We could choose to better see each other in so many ways.
If you are tired of being isolated, tired of zoom, totally over physically distanced worship: I see you. I hear you. I get it.
What would it take, what might it be like, if you who haven’t could also see me?
For real.
And, of course, not just me.
Because I am not the only one.
After sifting through the whole parsha and spending a lot of time with that one word I went right back to where I started.
And I noticed something.
Immediately after Moses says that God refused to hear him, he says that God sent him up to the summit to gaze about, to look on the Land, to see it, to imbue Joshua with courage and strength. And then he turns to instruct the people.

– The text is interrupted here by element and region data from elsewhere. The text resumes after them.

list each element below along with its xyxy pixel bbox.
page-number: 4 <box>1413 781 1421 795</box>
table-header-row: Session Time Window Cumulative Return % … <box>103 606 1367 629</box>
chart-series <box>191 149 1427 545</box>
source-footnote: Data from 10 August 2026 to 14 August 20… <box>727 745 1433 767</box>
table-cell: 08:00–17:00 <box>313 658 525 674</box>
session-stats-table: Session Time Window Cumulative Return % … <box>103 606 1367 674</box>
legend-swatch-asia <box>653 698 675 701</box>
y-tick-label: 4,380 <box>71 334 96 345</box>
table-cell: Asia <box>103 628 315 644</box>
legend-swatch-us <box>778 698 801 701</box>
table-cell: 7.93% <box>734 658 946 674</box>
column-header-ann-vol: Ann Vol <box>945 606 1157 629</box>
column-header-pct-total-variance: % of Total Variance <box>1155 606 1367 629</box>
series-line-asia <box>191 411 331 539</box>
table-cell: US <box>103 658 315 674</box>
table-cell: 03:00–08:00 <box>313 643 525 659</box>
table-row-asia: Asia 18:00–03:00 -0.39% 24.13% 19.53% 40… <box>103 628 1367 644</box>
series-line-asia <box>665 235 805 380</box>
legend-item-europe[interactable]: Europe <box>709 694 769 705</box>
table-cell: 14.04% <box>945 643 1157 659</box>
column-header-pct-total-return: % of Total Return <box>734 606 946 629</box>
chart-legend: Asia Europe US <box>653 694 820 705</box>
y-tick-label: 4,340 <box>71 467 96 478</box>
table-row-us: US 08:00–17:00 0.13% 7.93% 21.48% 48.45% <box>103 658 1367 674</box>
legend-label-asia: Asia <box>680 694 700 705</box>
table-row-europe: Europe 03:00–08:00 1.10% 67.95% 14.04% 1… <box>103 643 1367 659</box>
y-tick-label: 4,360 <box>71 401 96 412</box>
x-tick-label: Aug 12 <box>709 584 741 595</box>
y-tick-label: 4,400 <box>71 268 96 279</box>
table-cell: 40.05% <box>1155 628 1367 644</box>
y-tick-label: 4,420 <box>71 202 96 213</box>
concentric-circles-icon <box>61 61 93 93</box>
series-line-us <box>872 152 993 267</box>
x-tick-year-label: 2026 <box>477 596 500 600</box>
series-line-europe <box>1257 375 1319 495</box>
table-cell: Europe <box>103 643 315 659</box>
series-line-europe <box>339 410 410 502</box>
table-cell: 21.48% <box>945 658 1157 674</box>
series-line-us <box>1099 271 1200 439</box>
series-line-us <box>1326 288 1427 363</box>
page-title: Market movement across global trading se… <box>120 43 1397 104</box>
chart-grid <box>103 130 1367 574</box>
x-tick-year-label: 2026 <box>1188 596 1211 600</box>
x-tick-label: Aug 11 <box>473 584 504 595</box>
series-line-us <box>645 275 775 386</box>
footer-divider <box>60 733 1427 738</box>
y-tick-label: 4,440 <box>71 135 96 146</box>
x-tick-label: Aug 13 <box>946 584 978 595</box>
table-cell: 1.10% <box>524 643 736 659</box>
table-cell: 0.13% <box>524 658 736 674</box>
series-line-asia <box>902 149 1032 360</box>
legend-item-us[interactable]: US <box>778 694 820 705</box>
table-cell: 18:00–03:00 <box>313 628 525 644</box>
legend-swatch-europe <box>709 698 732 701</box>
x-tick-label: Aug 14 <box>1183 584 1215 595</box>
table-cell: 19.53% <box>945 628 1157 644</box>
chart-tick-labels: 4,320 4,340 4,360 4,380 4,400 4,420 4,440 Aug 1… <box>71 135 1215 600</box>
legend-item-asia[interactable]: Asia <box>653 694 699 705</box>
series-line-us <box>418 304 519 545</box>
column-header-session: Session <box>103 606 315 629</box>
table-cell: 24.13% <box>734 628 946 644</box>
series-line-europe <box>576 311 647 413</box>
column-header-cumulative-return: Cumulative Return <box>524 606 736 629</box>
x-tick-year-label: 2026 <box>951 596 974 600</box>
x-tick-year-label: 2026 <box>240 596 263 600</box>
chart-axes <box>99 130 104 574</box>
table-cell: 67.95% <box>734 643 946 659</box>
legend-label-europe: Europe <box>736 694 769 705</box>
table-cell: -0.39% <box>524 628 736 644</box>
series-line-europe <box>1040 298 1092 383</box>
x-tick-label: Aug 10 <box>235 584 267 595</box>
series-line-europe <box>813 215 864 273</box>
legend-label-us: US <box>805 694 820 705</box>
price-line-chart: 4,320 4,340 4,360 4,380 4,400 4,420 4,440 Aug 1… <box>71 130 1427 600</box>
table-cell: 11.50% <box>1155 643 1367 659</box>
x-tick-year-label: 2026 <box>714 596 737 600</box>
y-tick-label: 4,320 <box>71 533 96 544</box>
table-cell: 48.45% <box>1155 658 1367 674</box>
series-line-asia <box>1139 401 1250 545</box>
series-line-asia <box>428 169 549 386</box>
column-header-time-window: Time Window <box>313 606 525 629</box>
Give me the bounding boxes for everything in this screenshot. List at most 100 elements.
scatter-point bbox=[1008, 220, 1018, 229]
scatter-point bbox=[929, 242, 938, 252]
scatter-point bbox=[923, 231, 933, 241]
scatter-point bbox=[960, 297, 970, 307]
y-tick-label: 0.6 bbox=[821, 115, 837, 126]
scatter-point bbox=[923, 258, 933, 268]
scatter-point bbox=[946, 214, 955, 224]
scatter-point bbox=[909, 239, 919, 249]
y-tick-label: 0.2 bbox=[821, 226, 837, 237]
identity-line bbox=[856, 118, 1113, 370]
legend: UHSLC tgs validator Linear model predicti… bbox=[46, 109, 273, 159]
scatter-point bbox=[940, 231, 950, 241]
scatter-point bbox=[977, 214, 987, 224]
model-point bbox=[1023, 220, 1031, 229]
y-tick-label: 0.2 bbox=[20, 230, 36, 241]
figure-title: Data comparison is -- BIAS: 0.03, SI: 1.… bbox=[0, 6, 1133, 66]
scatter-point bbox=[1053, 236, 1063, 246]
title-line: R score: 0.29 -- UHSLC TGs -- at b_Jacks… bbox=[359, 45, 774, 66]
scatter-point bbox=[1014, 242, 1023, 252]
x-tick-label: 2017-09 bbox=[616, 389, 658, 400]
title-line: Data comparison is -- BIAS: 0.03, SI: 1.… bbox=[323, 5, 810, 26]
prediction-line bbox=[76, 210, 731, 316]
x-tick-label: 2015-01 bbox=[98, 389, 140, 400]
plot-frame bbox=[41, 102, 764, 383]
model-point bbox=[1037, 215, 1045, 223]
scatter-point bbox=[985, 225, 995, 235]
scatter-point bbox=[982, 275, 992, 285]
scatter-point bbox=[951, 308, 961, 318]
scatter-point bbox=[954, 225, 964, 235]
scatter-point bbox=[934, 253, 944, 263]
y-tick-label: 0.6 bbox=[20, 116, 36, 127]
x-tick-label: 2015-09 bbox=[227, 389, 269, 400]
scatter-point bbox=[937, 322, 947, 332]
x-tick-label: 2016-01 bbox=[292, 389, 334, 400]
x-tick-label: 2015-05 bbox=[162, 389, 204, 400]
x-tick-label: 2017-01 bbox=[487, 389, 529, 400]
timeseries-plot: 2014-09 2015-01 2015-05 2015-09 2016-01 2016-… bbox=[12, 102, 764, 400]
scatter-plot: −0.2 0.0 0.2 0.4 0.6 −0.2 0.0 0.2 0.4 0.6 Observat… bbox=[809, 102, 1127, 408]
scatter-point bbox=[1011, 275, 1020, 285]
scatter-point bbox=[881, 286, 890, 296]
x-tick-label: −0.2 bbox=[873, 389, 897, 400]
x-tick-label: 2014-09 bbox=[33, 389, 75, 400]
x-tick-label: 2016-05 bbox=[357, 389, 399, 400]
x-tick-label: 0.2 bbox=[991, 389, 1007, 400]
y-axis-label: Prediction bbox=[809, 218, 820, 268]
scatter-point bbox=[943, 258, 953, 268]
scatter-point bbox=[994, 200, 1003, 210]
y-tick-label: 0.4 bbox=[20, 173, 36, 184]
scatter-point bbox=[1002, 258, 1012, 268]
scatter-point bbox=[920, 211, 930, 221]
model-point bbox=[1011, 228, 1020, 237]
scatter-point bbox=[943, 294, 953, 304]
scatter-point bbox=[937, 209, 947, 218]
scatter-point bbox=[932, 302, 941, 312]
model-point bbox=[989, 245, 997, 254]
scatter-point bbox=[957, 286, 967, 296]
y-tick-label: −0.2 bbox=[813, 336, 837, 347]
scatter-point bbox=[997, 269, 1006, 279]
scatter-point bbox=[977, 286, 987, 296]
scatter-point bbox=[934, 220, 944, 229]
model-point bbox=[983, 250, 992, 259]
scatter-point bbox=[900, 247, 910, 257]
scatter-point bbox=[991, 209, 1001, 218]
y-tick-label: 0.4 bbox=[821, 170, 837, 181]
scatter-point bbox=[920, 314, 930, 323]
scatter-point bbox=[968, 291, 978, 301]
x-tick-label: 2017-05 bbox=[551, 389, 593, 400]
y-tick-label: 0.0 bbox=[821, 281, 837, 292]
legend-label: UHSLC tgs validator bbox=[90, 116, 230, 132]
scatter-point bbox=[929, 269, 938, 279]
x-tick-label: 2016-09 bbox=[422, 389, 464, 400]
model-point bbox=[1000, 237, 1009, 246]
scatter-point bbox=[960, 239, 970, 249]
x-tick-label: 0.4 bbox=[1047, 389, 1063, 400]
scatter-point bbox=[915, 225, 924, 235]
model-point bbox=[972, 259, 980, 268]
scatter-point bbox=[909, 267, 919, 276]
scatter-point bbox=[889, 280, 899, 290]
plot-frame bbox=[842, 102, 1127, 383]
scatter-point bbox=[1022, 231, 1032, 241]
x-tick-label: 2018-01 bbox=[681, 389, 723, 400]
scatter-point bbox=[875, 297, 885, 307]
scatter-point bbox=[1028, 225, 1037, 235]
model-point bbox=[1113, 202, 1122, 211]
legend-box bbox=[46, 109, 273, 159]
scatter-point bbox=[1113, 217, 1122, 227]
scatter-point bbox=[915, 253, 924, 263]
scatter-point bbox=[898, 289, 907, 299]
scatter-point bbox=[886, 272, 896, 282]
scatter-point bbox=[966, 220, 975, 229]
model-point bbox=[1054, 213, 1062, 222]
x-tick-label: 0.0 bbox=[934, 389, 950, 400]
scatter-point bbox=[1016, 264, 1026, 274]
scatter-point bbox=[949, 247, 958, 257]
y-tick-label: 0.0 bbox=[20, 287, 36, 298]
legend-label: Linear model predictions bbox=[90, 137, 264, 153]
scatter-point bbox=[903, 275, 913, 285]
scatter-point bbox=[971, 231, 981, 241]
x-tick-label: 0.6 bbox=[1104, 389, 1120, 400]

What happened in the white space between the refusal, the closing out, the not paying attention, the not noticing what was in Moses’s heart and sending him to the summit to gaze at the Land? To “look at it well?”
Maybe God’s heart picked up the reflection of Moses’s heart.
Maybe God saw what Moses really did need.
Maybe God even asked.
What if.
And maybe when we are charged to love God with our whole two-vet hearts, we are charged with remembering that we are created in God’s image and charged with having hearts that reflect the hearts of one another.
If you were to ask me today what I need . . . sitting with where we are right now, with where I am in this particular day . . .
I don’t know.
But I teach my students that when they don’t know what they need, or how they feel, there is space and time with me to figure it out. And I can and will wait for them to know. And I can and will listen for them to tell me when they do.
It is the only way I know how to love with my whole broken heart.